Abstract

Wind energy offers significant potential for greenhouse gas emissions reductions. Most applications
 have been developed onshore but the planning and siting conflicts with other land uses have created
 considerable interest and motivated research to offshore wind energy establishments.
 In this paper, a systematic methodology in order to investigate the most efficient areas of offshore
 wind farms’ siting in Greece is performed, integrating multi-criteria decision making (MCDM)
 methods and Geographic Information Systems (GIS) tools.
 In the first level of analysis, all coastal areas that don’t fulfill a certain set of criteria (wind velocity,
 protected areas, water depth) are identified with the use of Geographical Information Systems (GIS)
 and excluded from further analysis. The Analytical Hierarchy Process is performed in the evaluation
 phase and pairwise comparisons provide the most appropriate sites to locate offshore wind farms.

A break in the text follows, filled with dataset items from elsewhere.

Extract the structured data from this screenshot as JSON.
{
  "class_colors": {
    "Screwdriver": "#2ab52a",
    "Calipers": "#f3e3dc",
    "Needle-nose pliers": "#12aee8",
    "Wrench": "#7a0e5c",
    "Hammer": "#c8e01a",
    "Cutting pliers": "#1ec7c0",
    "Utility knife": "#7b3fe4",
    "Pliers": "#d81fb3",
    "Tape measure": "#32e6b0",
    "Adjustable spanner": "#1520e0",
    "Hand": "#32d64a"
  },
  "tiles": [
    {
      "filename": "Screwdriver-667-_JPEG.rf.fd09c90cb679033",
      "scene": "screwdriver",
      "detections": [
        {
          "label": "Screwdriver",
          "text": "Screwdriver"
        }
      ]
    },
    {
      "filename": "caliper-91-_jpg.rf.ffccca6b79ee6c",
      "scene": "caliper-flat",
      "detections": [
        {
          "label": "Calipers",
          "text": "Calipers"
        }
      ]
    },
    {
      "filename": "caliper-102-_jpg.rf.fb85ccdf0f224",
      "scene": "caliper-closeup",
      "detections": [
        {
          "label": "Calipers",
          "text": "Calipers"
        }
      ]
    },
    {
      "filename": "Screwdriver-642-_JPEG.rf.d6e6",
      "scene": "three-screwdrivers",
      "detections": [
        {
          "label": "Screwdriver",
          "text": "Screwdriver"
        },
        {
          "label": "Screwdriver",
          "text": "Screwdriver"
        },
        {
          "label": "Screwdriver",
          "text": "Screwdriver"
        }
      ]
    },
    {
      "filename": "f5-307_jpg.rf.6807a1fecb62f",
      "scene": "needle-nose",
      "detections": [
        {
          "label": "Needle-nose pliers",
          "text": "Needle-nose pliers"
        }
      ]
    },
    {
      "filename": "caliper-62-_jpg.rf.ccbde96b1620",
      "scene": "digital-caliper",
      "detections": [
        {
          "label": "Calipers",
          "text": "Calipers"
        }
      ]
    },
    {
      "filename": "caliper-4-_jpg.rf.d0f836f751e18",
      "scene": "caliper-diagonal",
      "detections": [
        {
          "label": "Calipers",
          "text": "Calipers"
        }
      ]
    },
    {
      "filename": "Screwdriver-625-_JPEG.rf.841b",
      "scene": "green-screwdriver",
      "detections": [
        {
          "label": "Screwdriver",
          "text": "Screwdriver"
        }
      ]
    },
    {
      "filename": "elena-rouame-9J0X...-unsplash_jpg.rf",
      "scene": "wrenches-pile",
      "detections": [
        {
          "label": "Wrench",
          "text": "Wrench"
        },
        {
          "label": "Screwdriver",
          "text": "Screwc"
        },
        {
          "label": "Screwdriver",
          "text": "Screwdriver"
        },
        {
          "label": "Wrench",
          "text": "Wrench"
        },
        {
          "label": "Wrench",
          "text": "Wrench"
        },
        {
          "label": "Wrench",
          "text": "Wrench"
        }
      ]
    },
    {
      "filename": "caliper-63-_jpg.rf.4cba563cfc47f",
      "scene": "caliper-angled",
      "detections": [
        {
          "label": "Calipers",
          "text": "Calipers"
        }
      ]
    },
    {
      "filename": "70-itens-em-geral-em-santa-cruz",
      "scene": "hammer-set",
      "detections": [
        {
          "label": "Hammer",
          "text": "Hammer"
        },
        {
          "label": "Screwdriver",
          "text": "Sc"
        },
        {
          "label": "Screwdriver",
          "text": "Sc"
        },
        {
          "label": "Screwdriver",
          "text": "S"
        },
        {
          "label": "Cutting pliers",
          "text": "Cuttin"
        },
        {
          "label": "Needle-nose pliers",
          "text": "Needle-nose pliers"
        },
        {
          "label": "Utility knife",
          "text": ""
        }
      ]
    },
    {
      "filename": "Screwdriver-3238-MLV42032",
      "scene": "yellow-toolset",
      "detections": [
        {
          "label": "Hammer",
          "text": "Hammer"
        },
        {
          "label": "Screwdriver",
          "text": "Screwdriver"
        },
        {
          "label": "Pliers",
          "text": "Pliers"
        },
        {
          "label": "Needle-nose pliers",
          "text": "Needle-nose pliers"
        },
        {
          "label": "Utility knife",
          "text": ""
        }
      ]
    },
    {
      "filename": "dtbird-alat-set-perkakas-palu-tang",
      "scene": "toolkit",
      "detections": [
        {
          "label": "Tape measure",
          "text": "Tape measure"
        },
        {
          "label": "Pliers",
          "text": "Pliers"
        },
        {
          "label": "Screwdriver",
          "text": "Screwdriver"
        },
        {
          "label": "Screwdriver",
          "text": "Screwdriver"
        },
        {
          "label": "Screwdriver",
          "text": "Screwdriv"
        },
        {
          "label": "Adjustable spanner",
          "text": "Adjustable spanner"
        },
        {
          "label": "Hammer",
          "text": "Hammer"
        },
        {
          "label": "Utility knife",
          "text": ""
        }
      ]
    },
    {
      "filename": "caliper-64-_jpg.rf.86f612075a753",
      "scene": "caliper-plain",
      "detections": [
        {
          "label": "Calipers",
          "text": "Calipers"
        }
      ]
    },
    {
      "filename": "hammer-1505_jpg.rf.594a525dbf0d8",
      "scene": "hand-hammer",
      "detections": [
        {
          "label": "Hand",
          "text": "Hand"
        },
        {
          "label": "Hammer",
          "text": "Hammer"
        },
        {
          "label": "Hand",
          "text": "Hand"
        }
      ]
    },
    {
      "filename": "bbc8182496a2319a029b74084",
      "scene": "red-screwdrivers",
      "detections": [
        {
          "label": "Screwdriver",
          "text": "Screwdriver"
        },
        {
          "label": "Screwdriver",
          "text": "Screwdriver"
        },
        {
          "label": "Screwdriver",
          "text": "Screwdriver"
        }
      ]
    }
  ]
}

 Information concerning evaluation criteria (average wind velocity, distance to protected areas,
 distance to ship routes, distance to the shore and distance of possible connection to the existing
 electricity network) is retrieved through GIS, eliminating the subjectivity in judgments. The whole
 methodology contributes to the portrait of the geographic analysis and stands as the last image of
 the space characteristics suitable for offshore wind farms.